Il post raccoglie foto con particolari di strobili femminili dei pini, riferiti al complesso squama fertile (ovulifera o seminifera)-brattea protettiva e esemplificati al caso di Pinus halepensis, così come appaiono all’oculare di un microscopio a modesti ingrandimenti (5-15×). Insomma, una sorta di album fotografico dedicato alla struttura riproduttiva femminile del genere Pinus. Non compare lo strobilo maturo legnoso nel quale la brattea protettiva pur persistendo è insignificante dal punto di vista morfologico.

I coni femminili sono formati da squame inserite a spirale su un asse centrale. Parlando con una certa libertà, possiamo affermare che uno strobilo si comporta come una infiorescenza.
Nell’ingrandimento si distingue meglio la struttura. A destra la base coperta da brattee marrone fittissime, a sinistra il cono rosso cardinale.
Ho tolto le brattee della base. A destra il peduncolo ‘nudo’, verde di clorofilla.
In vero quella che sembra un’unica squama è una struttura composta: una squama fertile più una brattea protettiva. Nella foto la seconda appare rossa smagliante e la prima come appoggiata sopra.

Come si è detto più volte un disegno è sempre di grande aiuto poiché più ‘pulito’ delle foto. Entrambi si intende sono interpretazioni della realtà, ma il disegno ha vantaggi indubbi su una foto che per quanto fatta artatamente si porta sempre dietro elementi che possono confondere o distrarre.

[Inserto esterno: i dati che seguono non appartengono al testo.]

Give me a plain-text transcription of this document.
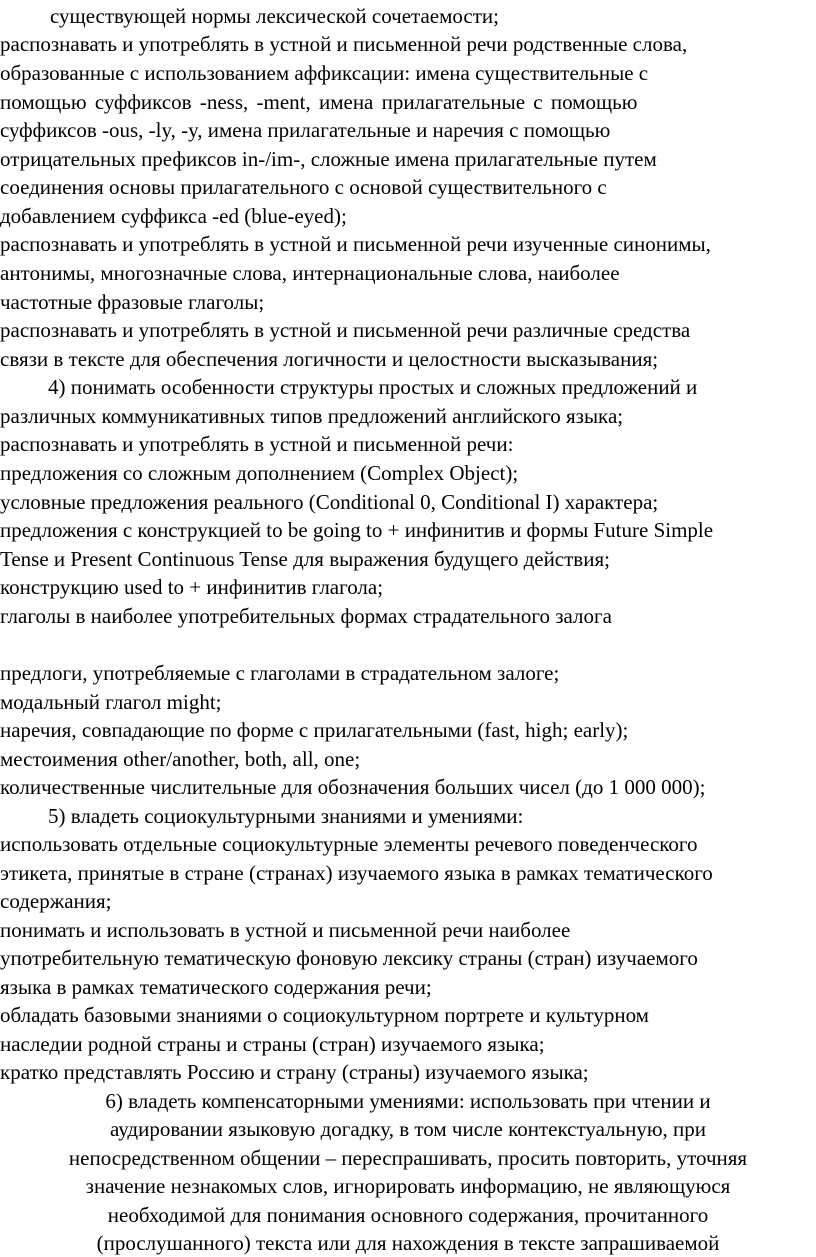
существующей нормы лексической сочетаемости;
распознавать и употреблять в устной и письменной речи родственные слова,
образованные с использованием аффиксации: имена существительные с
помощью суффиксов -ness, -ment, имена прилагательные с помощью
суффиксов -ous, -ly, -y, имена прилагательные и наречия с помощью
отрицательных префиксов in-/im-, сложные имена прилагательные путем
соединения основы прилагательного с основой существительного с
добавлением суффикса -ed (blue-eyed);
распознавать и употреблять в устной и письменной речи изученные синонимы,
антонимы, многозначные слова, интернациональные слова, наиболее
частотные фразовые глаголы;
распознавать и употреблять в устной и письменной речи различные средства
связи в тексте для обеспечения логичности и целостности высказывания;
4) понимать особенности структуры простых и сложных предложений и
различных коммуникативных типов предложений английского языка;
распознавать и употреблять в устной и письменной речи:
предложения со сложным дополнением (Complex Object);
условные предложения реального (Conditional 0, Conditional I) характера;
предложения с конструкцией to be going to + инфинитив и формы Future Simple
Tense и Present Continuous Tense для выражения будущего действия;
конструкцию used to + инфинитив глагола;
глаголы в наиболее употребительных формах страдательного залога
предлоги, употребляемые с глаголами в страдательном залоге;
модальный глагол might;
наречия, совпадающие по форме с прилагательными (fast, high; early);
местоимения other/another, both, all, one;
количественные числительные для обозначения больших чисел (до 1 000 000);
5) владеть социокультурными знаниями и умениями:
использовать отдельные социокультурные элементы речевого поведенческого
этикета, принятые в стране (странах) изучаемого языка в рамках тематического
содержания;
понимать и использовать в устной и письменной речи наиболее
употребительную тематическую фоновую лексику страны (стран) изучаемого
языка в рамках тематического содержания речи;
обладать базовыми знаниями о социокультурном портрете и культурном
наследии родной страны и страны (стран) изучаемого языка;
кратко представлять Россию и страну (страны) изучаемого языка;
6) владеть компенсаторными умениями: использовать при чтении и
аудировании языковую догадку, в том числе контекстуальную, при
непосредственном общении – переспрашивать, просить повторить, уточняя
значение незнакомых слов, игнорировать информацию, не являющуюся
необходимой для понимания основного содержания, прочитанного
(прослушанного) текста или для нахождения в тексте запрашиваемой
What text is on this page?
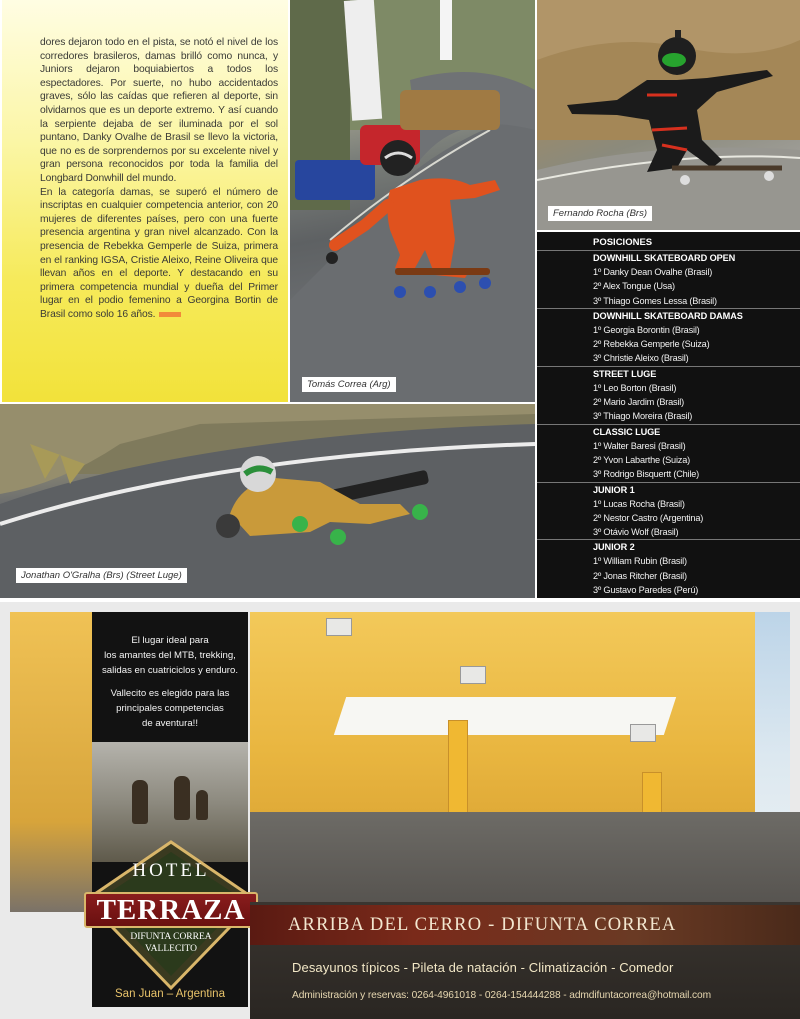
dores dejaron todo en el pista, se notó el nivel de los corredores brasileros, damas brilló como nunca, y Juniors dejaron boquiabiertos a todos los espectadores. Por suerte, no hubo accidentados graves, sólo las caídas que refieren al deporte, sin olvidarnos que es un deporte extremo. Y así cuando la serpiente dejaba de ser iluminada por el sol puntano, Danky Ovalhe de Brasil se llevo la victoria, que no es de sorprendernos por su excelente nivel y gran persona reconocidos por toda la familia del Longbard Donwhill del mundo.

En la categoría damas, se superó el número de inscriptas en cualquier competencia anterior, con 20 mujeres de diferentes países, pero con una fuerte presencia argentina y gran nivel alcanzado. Con la presencia de Rebekka Gemperle de Suiza, primera en el ranking IGSA, Cristie Aleixo, Reine Oliveira que llevan años en el deporte. Y destacando en su primera competencia mundial y dueña del Primer lugar en el podio femenino a Georgina Bortin de Brasil como solo 16 años.

Tomás Correa (Arg)
Fernando Rocha (Brs)
Jonathan O'Gralha (Brs) (Street Luge)
POSICIONES
DOWNHILL SKATEBOARD OPEN
1º Danky Dean Ovalhe (Brasil)
2º Alex Tongue (Usa)
3º Thiago Gomes Lessa (Brasil)
DOWNHILL SKATEBOARD DAMAS
1º Georgia Borontin (Brasil)
2º Rebekka Gemperle (Suiza)
3º Christie Aleixo (Brasil)
STREET LUGE
1º Leo Borton (Brasil)
2º Mario Jardim (Brasil)
3º Thiago Moreira (Brasil)
CLASSIC LUGE
1º Walter Baresi (Brasil)
2º Yvon Labarthe (Suiza)
3º Rodrigo Bisquertt (Chile)
JUNIOR 1
1º Lucas Rocha (Brasil)
2º Nestor Castro (Argentina)
3º Otávio Wolf (Brasil)
JUNIOR 2
1º William Rubin (Brasil)
2º Jonas Ritcher (Brasil)
3º Gustavo Paredes (Perú)
El lugar ideal para
los amantes del MTB, trekking,
salidas en cuatriciclos y enduro.
Vallecito es elegido para las
principales competencias
de aventura!!
HOTEL
TERRAZA
DIFUNTA CORREA
VALLECITO
San Juan – Argentina
ARRIBA DEL CERRO - DIFUNTA CORREA
Desayunos típicos - Pileta de natación - Climatización - Comedor
Administración y reservas: 0264-4961018 - 0264-154444288 - admdifuntacorrea@hotmail.com
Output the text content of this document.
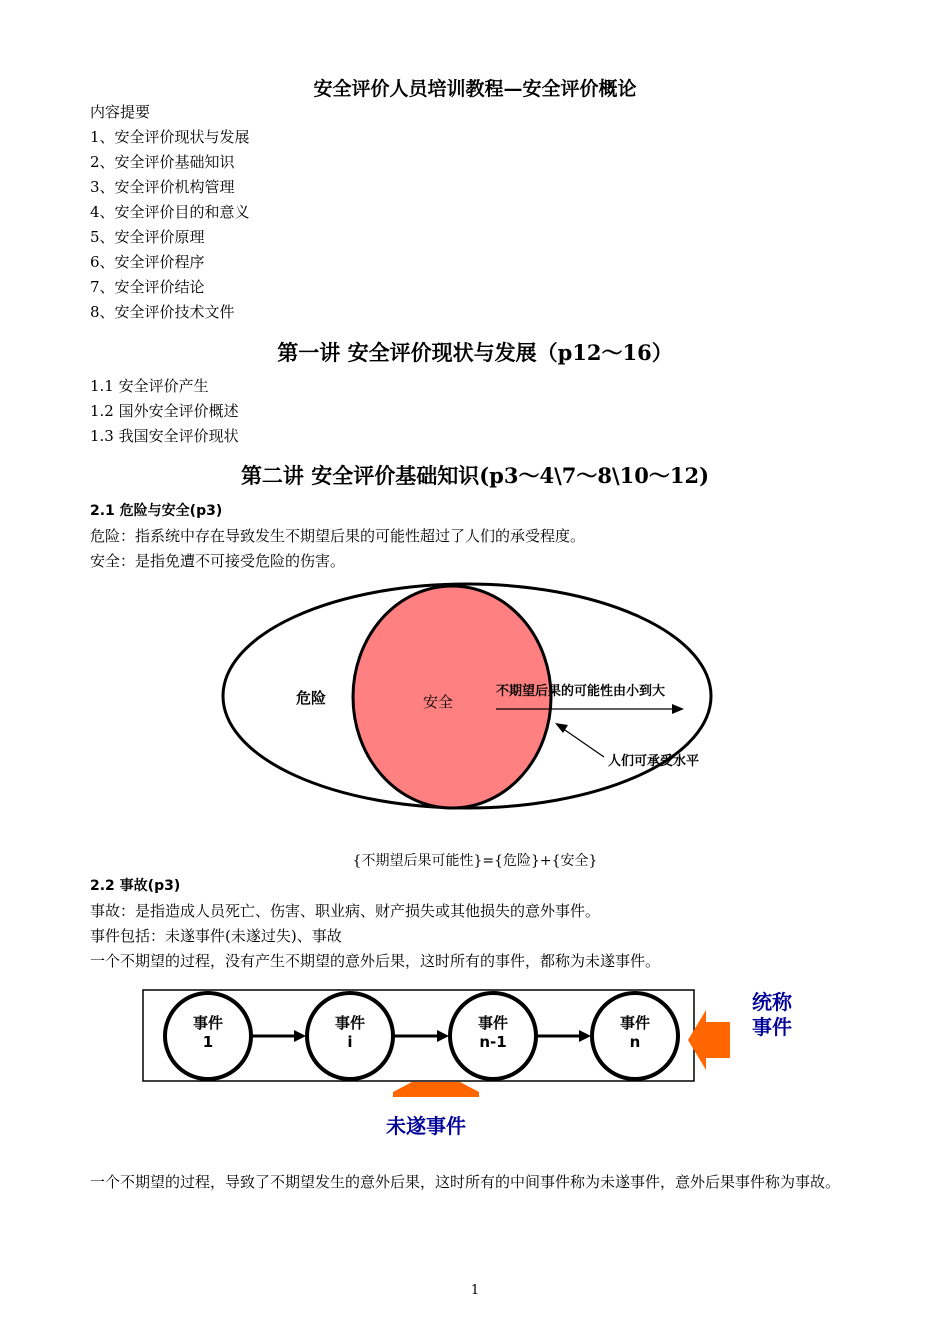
安全评价人员培训教程—安全评价概论
内容提要
1、安全评价现状与发展
2、安全评价基础知识
3、安全评价机构管理
4、安全评价目的和意义
5、安全评价原理
6、安全评价程序
7、安全评价结论
8、安全评价技术文件
第一讲 安全评价现状与发展（p12～16）
1.1 安全评价产生
1.2 国外安全评价概述
1.3 我国安全评价现状
第二讲 安全评价基础知识(p3～4\7～8\10～12)
2.1 危险与安全(p3)
危险：指系统中存在导致发生不期望后果的可能性超过了人们的承受程度。
安全：是指免遭不可接受危险的伤害。
危险	安全
不期望后果的可能性由小到大
人们可承受水平
{不期望后果可能性}={危险}+{安全}
2.2 事故(p3)
事故：是指造成人员死亡、伤害、职业病、财产损失或其他损失的意外事件。
事件包括：未遂事件(未遂过失)、事故
一个不期望的过程，没有产生不期望的意外后果，这时所有的事件，都称为未遂事件。
事件
1
事件
i
事件
n-1
事件
n
统称
事件
未遂事件
一个不期望的过程，导致了不期望发生的意外后果，这时所有的中间事件称为未遂事件，意外后果事件称为事故。
1
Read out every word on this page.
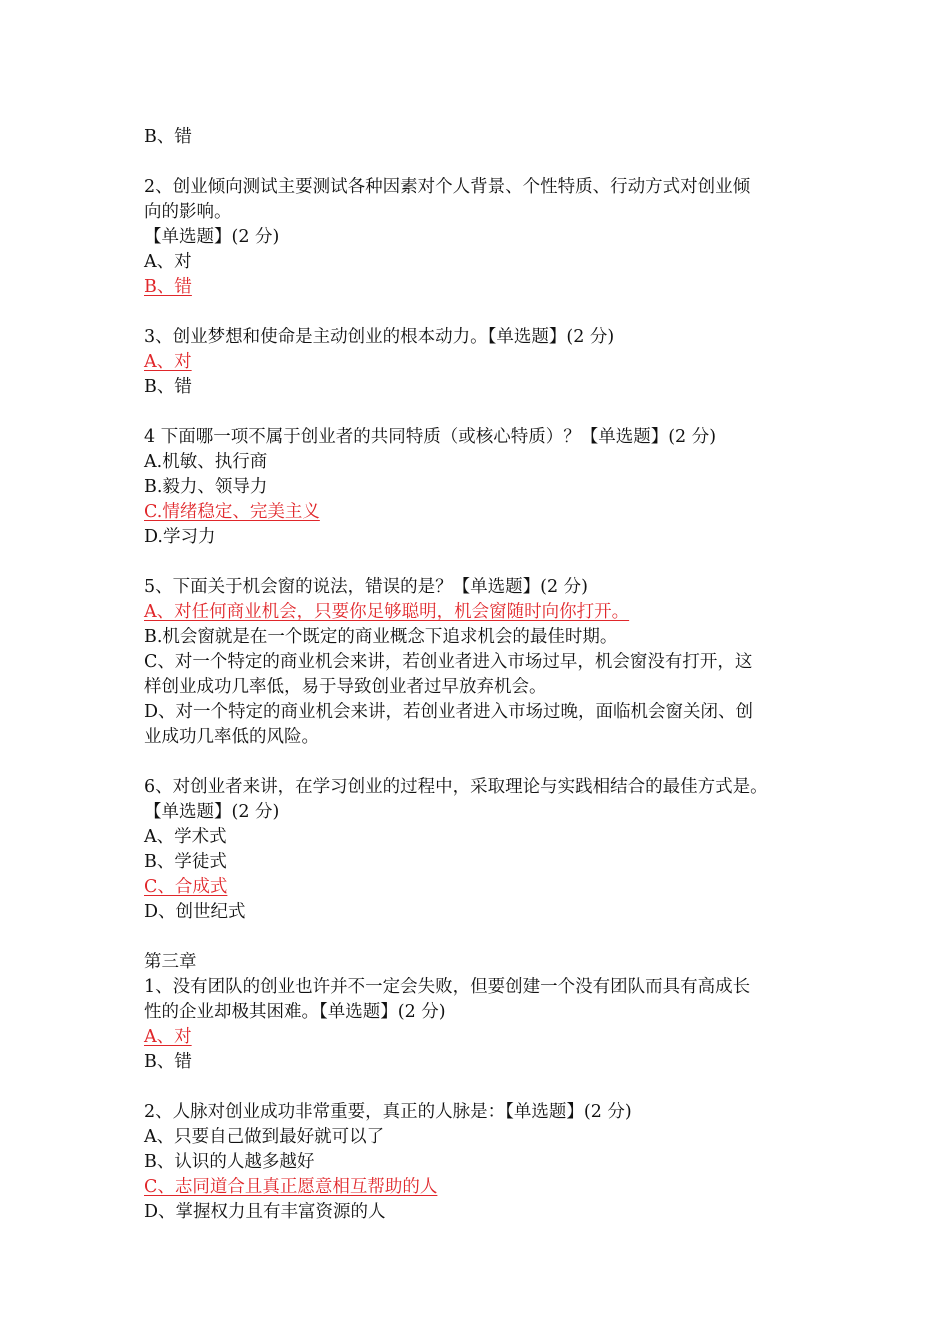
B、错
2、创业倾向测试主要测试各种因素对个人背景、个性特质、行动方式对创业倾
向的影响。
【单选题】(2 分)
A、对
B、错
3、创业梦想和使命是主动创业的根本动力。【单选题】(2 分)
A、对
B、错
4 下面哪一项不属于创业者的共同特质（或核心特质）？【单选题】(2 分)
A.机敏、执行商
B.毅力、领导力
C.情绪稳定、完美主义
D.学习力
5、下面关于机会窗的说法，错误的是？【单选题】(2 分)
A、对任何商业机会，只要你足够聪明，机会窗随时向你打开。
B.机会窗就是在一个既定的商业概念下追求机会的最佳时期。
C、对一个特定的商业机会来讲，若创业者进入市场过早，机会窗没有打开，这
样创业成功几率低，易于导致创业者过早放弃机会。
D、对一个特定的商业机会来讲，若创业者进入市场过晚，面临机会窗关闭、创
业成功几率低的风险。
6、对创业者来讲，在学习创业的过程中，采取理论与实践相结合的最佳方式是。
【单选题】(2 分)
A、学术式
B、学徒式
C、合成式
D、创世纪式
第三章
1、没有团队的创业也许并不一定会失败，但要创建一个没有团队而具有高成长
性的企业却极其困难。【单选题】(2 分)
A、对
B、错
2、人脉对创业成功非常重要，真正的人脉是：【单选题】(2 分)
A、只要自己做到最好就可以了
B、认识的人越多越好
C、志同道合且真正愿意相互帮助的人
D、掌握权力且有丰富资源的人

In questa foto della base del cono si distingue meglio il gioco della coppia squama fertile-brattea protettiva, la prima verde e la seconda rossa. Si riconosce l’andamento a spirale.
Brattea protettiva. Pagina inferiore (nelle foglie, e simili, per convenzione la pagina superiore è quella che guarda il rametto, o, come nel nostro caso, l’asse dello strobilo).
Squama ovulifera (pagina superiore). Si distinguono i due ovuli con i micropili in basso (rivolti verso l’asse del cono). Nei pini il micropilo è accompagnato da due protuberanze laterali che guidano il polline (bracci micropilari).
Dopo qualche mese il cono femminile si presenta già come una piccola pigna. Ma non ci si lasci ingannare, anche se i tessuti si sono ingrossati e irrobustiti, la fecondazione è lenta ad avvenire.
Sezione longitudinale di un cono di qualche mese, si distinguono le brattee protettive più piccole e le squame fertili cresciute molto di più, fra le due strutture gli ovuli.
La foto precedente con indicazioni esplicite
Ho estratto la coppia squama fertile-brattea protettiva, con non poca fatica. Si possono meglio apprezzare le differenze nelle dimensioni.
Tolta la piccola brattea, la foto mostra la faccia superiore della brattea e quella superiore della squama che porta i due alloggiamenti degli ovuli. Inoltre si intravvedono, ombreggiate, le ali dei futuri semi che si formano dai tessuti della squama.
Tali erano invece le dimensioni relative tra brattea protettiva (in basso) e squama seminifera (appoggiata sopra) qualche mese prima.
Ho completato la foto precedente indicando in arancio le facce inferiori (abassiali) di squama e brattea rispettivamente, e in giallo le facce superiori (adassiali).